With rhubarb coming into season this raw chocolate rhubarb tart is a delicious way to celebrate this Spring offering. Made with a chewy chocolaty base, fruity vanilla filling and creamy chocolate topping this tart is sure to impress.
1 cup. medjool dates (8-10)
¼ cup. CHOC Chick Cacao Butter
1 tsp. ground ginger
¾ cup. almonds
½ cup. oats
2 tbsp. CHOC Chick Cacao Powder
200g rhubarb, chopped
¼ cup. maple syrup
1 tsp. vanilla bean paste
1 x 400ml tin full fat coconut milk (use the fat on top)
¼ cup maple syrup
¼ cup Choc Chick Cacao Powder
¼ cup Choc Chick Cacao Butter
Pinch of salt
Place the oats into a food processor and blend until finely ground.
Add in the rest of the ingredients for the base and blend until the mixture forms a dough. If the mixture doesn’t stick together, add in 1-2 tbsp. water and process again until it sticks together.
Remove the dough from the food processor and put it into a spring form tart tin (23cm). Be sure to press it flat and keep it an even thickness.
Place in the fridge to firm up, or freezer if you want it to firm up quicker.
Pre heat the oven to 180c.
Put the rhubarb, maple syrup and vanilla bean paste into a large baking dish and bake in the oven for 10-12 minutes. Be careful not to over cook as the rhubarb will loose it’s colour.
Remove the rhubarb from the oven and then mash into a thick puree. Set aside to cool.
Once the rhubarb has cooled, spread the rhubarb into the tart crust.

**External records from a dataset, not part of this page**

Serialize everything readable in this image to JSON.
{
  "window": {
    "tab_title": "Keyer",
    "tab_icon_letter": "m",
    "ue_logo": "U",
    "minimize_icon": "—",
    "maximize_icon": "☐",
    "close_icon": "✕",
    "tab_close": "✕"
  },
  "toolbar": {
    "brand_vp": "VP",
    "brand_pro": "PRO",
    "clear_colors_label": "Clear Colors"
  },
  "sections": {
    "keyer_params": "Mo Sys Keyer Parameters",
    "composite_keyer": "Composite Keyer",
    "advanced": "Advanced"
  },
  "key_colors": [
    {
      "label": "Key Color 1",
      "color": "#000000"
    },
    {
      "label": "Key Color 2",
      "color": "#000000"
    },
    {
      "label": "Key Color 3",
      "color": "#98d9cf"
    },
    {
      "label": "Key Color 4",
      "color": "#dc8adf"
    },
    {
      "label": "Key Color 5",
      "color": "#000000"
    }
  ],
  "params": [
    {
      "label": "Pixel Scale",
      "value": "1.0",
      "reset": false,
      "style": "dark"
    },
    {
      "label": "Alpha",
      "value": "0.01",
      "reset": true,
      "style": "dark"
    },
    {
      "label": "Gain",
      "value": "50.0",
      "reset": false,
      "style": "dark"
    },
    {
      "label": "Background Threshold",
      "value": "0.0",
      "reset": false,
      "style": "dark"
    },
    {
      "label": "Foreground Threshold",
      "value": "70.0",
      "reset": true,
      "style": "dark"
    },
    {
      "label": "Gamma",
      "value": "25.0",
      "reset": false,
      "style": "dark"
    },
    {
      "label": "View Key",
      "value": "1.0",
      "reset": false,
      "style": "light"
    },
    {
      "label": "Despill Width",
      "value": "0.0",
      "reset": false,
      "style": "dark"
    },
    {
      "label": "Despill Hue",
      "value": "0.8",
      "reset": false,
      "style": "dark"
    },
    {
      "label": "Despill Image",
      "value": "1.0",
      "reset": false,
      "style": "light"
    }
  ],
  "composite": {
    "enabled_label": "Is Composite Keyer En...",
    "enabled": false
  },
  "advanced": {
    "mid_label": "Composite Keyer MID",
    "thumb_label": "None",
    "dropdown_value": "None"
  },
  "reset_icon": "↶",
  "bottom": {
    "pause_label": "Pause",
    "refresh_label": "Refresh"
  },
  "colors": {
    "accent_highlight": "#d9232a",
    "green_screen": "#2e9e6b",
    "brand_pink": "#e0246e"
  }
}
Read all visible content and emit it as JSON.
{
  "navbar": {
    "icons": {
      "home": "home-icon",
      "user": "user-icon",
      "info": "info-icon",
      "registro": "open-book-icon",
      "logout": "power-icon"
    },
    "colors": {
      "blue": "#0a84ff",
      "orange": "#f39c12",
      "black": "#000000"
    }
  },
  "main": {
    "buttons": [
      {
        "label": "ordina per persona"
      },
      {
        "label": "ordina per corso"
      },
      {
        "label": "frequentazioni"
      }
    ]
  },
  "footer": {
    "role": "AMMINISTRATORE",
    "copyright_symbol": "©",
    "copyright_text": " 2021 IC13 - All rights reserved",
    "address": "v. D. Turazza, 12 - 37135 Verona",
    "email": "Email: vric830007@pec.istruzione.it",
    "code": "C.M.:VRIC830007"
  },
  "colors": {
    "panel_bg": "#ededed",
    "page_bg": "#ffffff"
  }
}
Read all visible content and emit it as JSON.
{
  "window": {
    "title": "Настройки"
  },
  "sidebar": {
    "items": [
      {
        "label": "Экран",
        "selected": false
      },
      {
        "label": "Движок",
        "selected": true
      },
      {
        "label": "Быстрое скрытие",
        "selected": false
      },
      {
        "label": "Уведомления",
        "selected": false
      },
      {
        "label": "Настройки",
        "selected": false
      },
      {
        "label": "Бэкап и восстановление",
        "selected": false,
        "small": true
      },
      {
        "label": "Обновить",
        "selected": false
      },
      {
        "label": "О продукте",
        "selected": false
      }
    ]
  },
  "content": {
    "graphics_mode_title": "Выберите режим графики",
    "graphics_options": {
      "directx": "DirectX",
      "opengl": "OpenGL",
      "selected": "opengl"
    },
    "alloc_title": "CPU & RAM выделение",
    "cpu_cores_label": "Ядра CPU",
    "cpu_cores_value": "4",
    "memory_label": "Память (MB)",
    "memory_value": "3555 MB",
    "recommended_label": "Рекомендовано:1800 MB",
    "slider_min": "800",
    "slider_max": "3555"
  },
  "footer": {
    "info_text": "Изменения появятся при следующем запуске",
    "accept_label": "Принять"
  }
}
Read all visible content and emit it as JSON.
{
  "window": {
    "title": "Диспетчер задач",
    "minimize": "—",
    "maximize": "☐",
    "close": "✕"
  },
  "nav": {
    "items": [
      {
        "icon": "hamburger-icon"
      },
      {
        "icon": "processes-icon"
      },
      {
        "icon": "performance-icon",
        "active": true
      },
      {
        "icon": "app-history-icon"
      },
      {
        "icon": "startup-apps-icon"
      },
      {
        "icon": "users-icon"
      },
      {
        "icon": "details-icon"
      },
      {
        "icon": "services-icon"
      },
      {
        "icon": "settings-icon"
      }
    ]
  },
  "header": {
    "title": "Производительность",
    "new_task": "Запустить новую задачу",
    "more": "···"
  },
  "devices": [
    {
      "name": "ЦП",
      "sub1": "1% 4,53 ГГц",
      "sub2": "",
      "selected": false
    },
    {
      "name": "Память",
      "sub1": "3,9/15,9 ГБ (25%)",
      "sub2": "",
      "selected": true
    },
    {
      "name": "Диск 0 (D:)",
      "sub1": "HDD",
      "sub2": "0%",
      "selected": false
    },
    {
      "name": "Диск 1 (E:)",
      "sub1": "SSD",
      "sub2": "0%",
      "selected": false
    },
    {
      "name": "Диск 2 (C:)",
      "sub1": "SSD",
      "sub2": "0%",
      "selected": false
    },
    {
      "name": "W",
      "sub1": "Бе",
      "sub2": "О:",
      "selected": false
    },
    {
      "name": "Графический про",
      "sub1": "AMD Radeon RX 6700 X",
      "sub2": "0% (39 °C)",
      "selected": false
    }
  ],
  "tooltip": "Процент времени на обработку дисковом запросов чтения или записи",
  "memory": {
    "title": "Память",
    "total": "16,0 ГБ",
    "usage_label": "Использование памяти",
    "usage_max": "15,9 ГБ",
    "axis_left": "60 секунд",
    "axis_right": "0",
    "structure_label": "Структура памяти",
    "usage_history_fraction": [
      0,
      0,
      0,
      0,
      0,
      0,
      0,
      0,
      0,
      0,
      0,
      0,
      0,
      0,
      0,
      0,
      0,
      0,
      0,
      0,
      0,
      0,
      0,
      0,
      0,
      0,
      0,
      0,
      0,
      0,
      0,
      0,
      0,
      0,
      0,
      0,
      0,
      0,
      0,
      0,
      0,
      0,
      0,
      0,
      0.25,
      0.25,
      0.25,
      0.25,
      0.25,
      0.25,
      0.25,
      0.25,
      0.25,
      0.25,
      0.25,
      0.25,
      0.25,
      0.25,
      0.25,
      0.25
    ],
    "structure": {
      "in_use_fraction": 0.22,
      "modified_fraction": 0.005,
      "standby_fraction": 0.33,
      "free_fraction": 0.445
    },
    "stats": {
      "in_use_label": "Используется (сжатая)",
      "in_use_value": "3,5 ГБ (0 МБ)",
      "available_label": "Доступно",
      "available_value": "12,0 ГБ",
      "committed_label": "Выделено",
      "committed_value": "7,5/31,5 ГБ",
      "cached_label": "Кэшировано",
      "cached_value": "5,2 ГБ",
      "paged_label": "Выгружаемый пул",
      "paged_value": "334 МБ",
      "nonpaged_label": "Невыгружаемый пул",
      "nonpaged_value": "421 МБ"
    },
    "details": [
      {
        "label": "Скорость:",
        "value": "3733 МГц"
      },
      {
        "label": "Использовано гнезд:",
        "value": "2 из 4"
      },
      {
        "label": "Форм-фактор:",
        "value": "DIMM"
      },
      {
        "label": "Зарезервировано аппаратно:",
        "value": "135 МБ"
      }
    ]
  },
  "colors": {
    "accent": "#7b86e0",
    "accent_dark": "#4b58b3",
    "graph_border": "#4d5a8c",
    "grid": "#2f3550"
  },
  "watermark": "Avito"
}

Put all of the ingredients for the chocolate layer into a blender and blend until smooth and creamy
Pour on top of the rhubarb layer and tap down on a hard surface to remove any of the air bubbles
Place in the fridge to harden, then serve and enjoy with a dusting of cacao powder
*Due to the rhubarb this cake will need to eaten within 3 days and is does not freeze well.